La autora cordobesa nos comparte un fragmento de su novela «La boca roja del riachuelo», editada en 2017. La historia transcurre en La Boca, en medio de las luchas obreras de principios de siglo XX. 

 

 

 

Rosa María tenía los ojos irritados por tanto llorar, la nariz colorada y el corazón roto. Veía a Moncho y al Tano sentados en el suelo, justo frente a ella. El Tano tenía la gorra en la mano, el brazo apoyado en la rodilla y la cabeza inclinada hacia el piso. A su lado, Moncho yacía con la espalda pegada a la pared, las piernas extendidas en el piso y la mirada perdida. El sombrero que usaba siempre se lo había dejado a Pepe.

Desazón, eso contaba su cara.

Tenía los ojos hinchados de contener las lágrimas. “Los hombres no lloran”, le habían enseñado en el Patronato de la Infancia cuando era pequeño. ¡Qué desesperanza!

El diputado socialista Mario Bravo y los cronistas de los diarios La Vanguardia y Mundo Argentino se encargaron de verificar y contar cómo había sido la masacre.

Decenas de sindicatos de las dos FORA repudiaron el ataque y declararon huelgas para concurrir al entierro de los muertos, al día siguiente, en el Cementerio del Oeste.

Durante el resto de la mañana Rosa María, Celide y Teresa se quedaron acompañando a Mecha, que no se despegó un segundo del ataúd de Pepe. El Tano salía y entraba. Estaban todos transpirados, pero con sus sacos y gorras en la mano,

mostrando respeto a los muertos, a las viudas, a los hijos, a las madres, a las novias.

—¿Qué está pasando? —preguntó Rosa María a Moncho.

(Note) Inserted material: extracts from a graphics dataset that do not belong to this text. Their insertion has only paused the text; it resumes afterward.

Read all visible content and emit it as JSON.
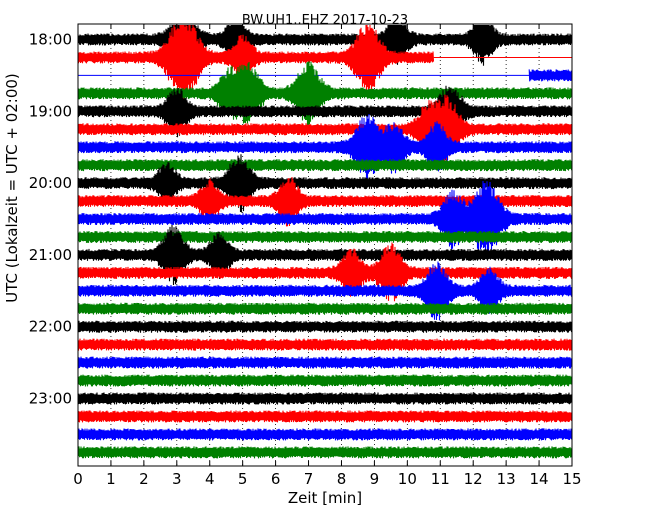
{
  "chart_data": {
    "type": "line",
    "title": "BW.UH1..EHZ 2017-10-23",
    "xlabel": "Zeit  [min]",
    "ylabel": "UTC (Lokalzeit = UTC + 02:00)",
    "xlim": [
      0,
      15
    ],
    "x_ticks": [
      0,
      1,
      2,
      3,
      4,
      5,
      6,
      7,
      8,
      9,
      10,
      11,
      12,
      13,
      14,
      15
    ],
    "y_tick_labels": [
      "18:00",
      "19:00",
      "20:00",
      "21:00",
      "22:00",
      "23:00"
    ],
    "grid": "vertical dotted",
    "series": [
      {
        "start": "18:00",
        "color": "#000000",
        "end_min": 15,
        "events": [
          [
            3.2,
            2.0
          ],
          [
            4.8,
            1.3
          ],
          [
            9.7,
            1.3
          ],
          [
            12.3,
            1.3
          ]
        ]
      },
      {
        "start": "18:15",
        "color": "#ff0000",
        "end_min": 10.8,
        "events": [
          [
            3.2,
            2.6
          ],
          [
            8.8,
            2.0
          ],
          [
            5.0,
            1.2
          ]
        ]
      },
      {
        "start": "18:30",
        "color": "#0000ff",
        "start_min": 13.7,
        "events": []
      },
      {
        "start": "18:45",
        "color": "#008000",
        "events": [
          [
            5.2,
            1.6
          ],
          [
            7.0,
            1.8
          ],
          [
            4.6,
            1.3
          ]
        ]
      },
      {
        "start": "19:00",
        "color": "#000000",
        "events": [
          [
            3.0,
            1.3
          ],
          [
            11.3,
            1.6
          ]
        ]
      },
      {
        "start": "19:15",
        "color": "#ff0000",
        "events": [
          [
            11.2,
            1.8
          ],
          [
            10.6,
            1.3
          ]
        ]
      },
      {
        "start": "19:30",
        "color": "#0000ff",
        "events": [
          [
            8.8,
            1.9
          ],
          [
            9.6,
            1.3
          ],
          [
            10.9,
            1.3
          ]
        ]
      },
      {
        "start": "19:45",
        "color": "#008000",
        "events": []
      },
      {
        "start": "20:00",
        "color": "#000000",
        "events": [
          [
            4.9,
            1.6
          ],
          [
            2.7,
            1.1
          ]
        ]
      },
      {
        "start": "20:15",
        "color": "#ff0000",
        "events": [
          [
            6.4,
            1.3
          ],
          [
            4.0,
            1.1
          ]
        ]
      },
      {
        "start": "20:30",
        "color": "#0000ff",
        "events": [
          [
            12.4,
            2.2
          ],
          [
            11.4,
            1.6
          ]
        ]
      },
      {
        "start": "20:45",
        "color": "#008000",
        "events": []
      },
      {
        "start": "21:00",
        "color": "#000000",
        "events": [
          [
            2.9,
            1.6
          ],
          [
            4.3,
            1.2
          ]
        ]
      },
      {
        "start": "21:15",
        "color": "#ff0000",
        "events": [
          [
            9.5,
            1.6
          ],
          [
            8.3,
            1.3
          ]
        ]
      },
      {
        "start": "21:30",
        "color": "#0000ff",
        "events": [
          [
            10.9,
            1.6
          ],
          [
            12.5,
            1.2
          ]
        ]
      },
      {
        "start": "21:45",
        "color": "#008000",
        "events": []
      },
      {
        "start": "22:00",
        "color": "#000000",
        "events": []
      },
      {
        "start": "22:15",
        "color": "#ff0000",
        "events": []
      },
      {
        "start": "22:30",
        "color": "#0000ff",
        "events": []
      },
      {
        "start": "22:45",
        "color": "#008000",
        "events": []
      },
      {
        "start": "23:00",
        "color": "#000000",
        "events": []
      },
      {
        "start": "23:15",
        "color": "#ff0000",
        "events": []
      },
      {
        "start": "23:30",
        "color": "#0000ff",
        "events": []
      },
      {
        "start": "23:45",
        "color": "#008000",
        "events": []
      }
    ]
  }
}
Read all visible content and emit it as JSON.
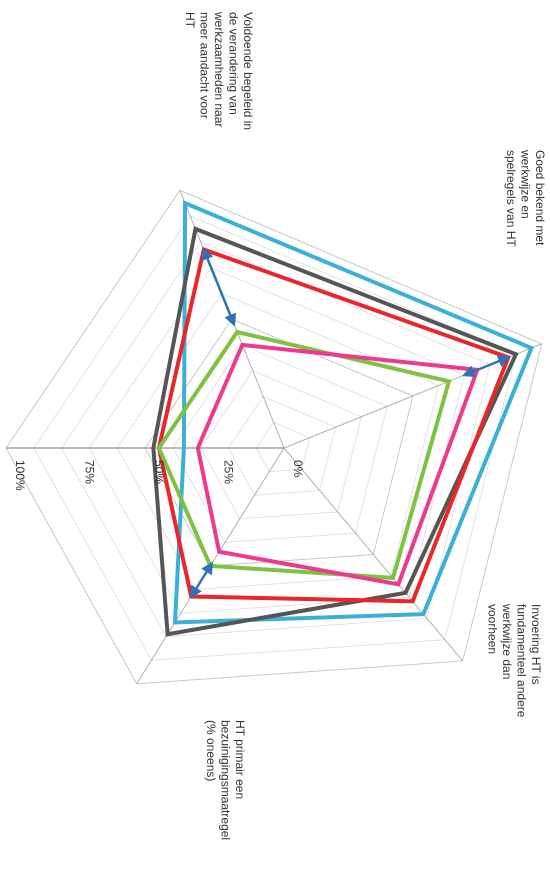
{
  "chart_data": {
    "type": "radar",
    "orientation": "rotated-90-clockwise",
    "axes": [
      "Voldoende begeleid in de verandering van werkzaamheden naar meer aandacht voor HT",
      "Goed bekend met werkwijze en spelregels van HT",
      "Invoering HT is fundamenteel andere werkwijze dan voorheen",
      "HT primair een bezuinigingsmaatregel (% oneens)",
      ""
    ],
    "axis_labels": [
      [
        "Voldoende begeleid in",
        "de verandering van",
        "werkzaamheden naar",
        "meer aandacht voor",
        "HT"
      ],
      [
        "Goed bekend met",
        "werkwijze en",
        "spelregels van HT"
      ],
      [
        "Invoering HT is",
        "fundamenteel andere",
        "werkwijze dan",
        "voorheen"
      ],
      [
        "HT primair een",
        "bezuinigingsmaatregel",
        "(% oneens)"
      ],
      []
    ],
    "ticks": [
      "0%",
      "25%",
      "50%",
      "75%",
      "100%"
    ],
    "tick_values": [
      0,
      25,
      50,
      75,
      100
    ],
    "range": [
      0,
      100
    ],
    "series": [
      {
        "color": "#3bb0d6",
        "values": [
          95,
          96,
          78,
          74,
          36
        ]
      },
      {
        "color": "#555555",
        "values": [
          85,
          90,
          68,
          79,
          47
        ]
      },
      {
        "color": "#e8262c",
        "values": [
          77,
          87,
          72,
          63,
          45
        ]
      },
      {
        "color": "#7dc242",
        "values": [
          45,
          64,
          61,
          50,
          45
        ]
      },
      {
        "color": "#ee3a8c",
        "values": [
          40,
          75,
          64,
          44,
          31
        ]
      }
    ],
    "arrows": [
      {
        "axis": 0,
        "from": 77,
        "to": 48,
        "color": "#2f73b5"
      },
      {
        "axis": 1,
        "from": 87,
        "to": 70,
        "color": "#2f73b5"
      },
      {
        "axis": 3,
        "from": 63,
        "to": 49,
        "color": "#2f73b5"
      }
    ],
    "grid": true
  }
}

—No sé, Rosita, todavía no puedo aceptar que el Pepe esté encajonao ahí. Me duele acá, mucho —decía, haciendo un esfuerzo sobrehumano para contener las lágrimas, y se tocaba el corazón—. Cómo se fue a descuidar, era un hermano

pa mí, Rosita.

 

El Tano se acercó y le dijo algo en el oído a Moncho, luego volvió a salir.

—¿Qué te dijo?

—Que parece que no termina la cosa. El gobierno les pidió a los de los Talleres Vasena que negocien con nosotros. Esta

noche hay otra reunión y parece que van a… —se atragantó con sus lágrimas—. ¿Te parece que a Pepe lo puede emocionar?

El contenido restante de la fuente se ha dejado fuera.